Originally Posted by infinity003217
it should be "P(N)-{empty set}" sorry i'm new here i don't know exactly how to write it.

I edited your LaTeX here is the code:
[tex]P(N)-\{\emptyset\} [/tex] gives \$\displaystyle P(N)-\{\emptyset\} \$

Here is a website that discusses the axiom of choice.

Now, I for one find the wording of this question a bit odd.
Have you posted the exact wording of the question as given to you?
• Dec 4th 2011, 07:02 AM
infinity003217
Re: The cardinality of set
Ok, i'll try to translate it one more time, I have the set of choise functions \$\displaystyle P(N)-\{\emptyset\} \$ and i need to find the cardinality of this set. Sorry but I'm not English so probably I make a lot of mistakes.
• Dec 4th 2011, 08:03 AM
Plato
Re: The cardinality of set
Quote:

Originally Posted by infinity003217
Ok, i'll try to translate it one more time, I have the set of choise functions \$\displaystyle P(N)-\{\emptyset\} \$ and i need to find the cardinality of this set.

Is it possible that you are translating characteristic function as choice function?
• Dec 4th 2011, 08:14 AM
infinity003217
Re: The cardinality of set
no, i don't think so. it is the choice function, related to the axiom of choice. I don't know if it helps.
• Dec 4th 2011, 09:46 AM
Annatala
Re: The cardinality of set
P(N) - {} will not give you a choice function. It will give you every possible non-empty subset of natural numbers.

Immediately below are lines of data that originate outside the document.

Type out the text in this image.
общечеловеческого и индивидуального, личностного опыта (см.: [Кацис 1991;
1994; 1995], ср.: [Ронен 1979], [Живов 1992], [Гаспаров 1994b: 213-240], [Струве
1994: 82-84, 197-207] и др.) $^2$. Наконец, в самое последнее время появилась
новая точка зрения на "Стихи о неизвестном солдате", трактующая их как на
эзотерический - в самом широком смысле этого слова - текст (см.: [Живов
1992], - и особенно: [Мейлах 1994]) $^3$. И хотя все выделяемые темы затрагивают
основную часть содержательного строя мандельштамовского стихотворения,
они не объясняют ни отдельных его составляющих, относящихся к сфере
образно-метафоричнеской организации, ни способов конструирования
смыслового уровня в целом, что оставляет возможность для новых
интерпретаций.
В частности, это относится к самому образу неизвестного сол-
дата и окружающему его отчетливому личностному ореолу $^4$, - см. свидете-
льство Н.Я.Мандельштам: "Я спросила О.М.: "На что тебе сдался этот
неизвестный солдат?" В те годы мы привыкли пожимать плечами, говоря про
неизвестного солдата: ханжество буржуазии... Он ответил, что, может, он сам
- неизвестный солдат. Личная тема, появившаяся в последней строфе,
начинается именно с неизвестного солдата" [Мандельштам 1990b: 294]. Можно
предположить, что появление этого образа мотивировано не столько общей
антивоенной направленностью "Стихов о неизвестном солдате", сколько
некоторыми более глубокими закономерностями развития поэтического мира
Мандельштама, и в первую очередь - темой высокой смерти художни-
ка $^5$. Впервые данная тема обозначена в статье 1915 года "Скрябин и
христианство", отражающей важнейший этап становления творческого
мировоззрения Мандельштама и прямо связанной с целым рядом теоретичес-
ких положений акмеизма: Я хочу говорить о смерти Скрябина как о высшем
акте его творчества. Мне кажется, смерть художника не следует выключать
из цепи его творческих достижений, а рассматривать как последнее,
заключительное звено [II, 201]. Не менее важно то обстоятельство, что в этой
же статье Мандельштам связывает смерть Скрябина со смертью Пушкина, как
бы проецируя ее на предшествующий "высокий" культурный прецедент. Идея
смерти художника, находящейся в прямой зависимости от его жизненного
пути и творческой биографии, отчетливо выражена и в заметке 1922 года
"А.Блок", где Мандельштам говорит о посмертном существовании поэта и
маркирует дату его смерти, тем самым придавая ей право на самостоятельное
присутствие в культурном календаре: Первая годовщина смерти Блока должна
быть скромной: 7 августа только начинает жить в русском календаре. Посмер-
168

A function is generally defined as a set of ordered pairs where the first element is unique (more precisely, a set of pairs (x,z) where if you have (x,z) and (y,z) it must be true that x = y). Also, in the absence of qualification, functions are left-total: every object in the domain must be defined. A choice function is a function defined with domain: a collection of non-empty sets, and target: elements of those sets (the union), with the special restriction that each set must map to one of its own elements.

Now P(N) - {} definitely has a choice function: you don't even need the Axiom of Choice for it! For each subset of N, simply take the smallest element. This works because the naturals are well-ordered. There are \$\displaystyle {2^\aleph^_0}\$ (or \$\displaystyle \beth_1\$) non-empty subsets of N, so that would be the cardinality of any choice function on N. I'd suspect there are \$\displaystyle \beth_2\$ many such choice functions on P(N) - {}, but that's just a wild guess.
• Dec 4th 2011, 11:30 AM
infinity003217
Re: The cardinality of set
ok, now I understand. Thank you.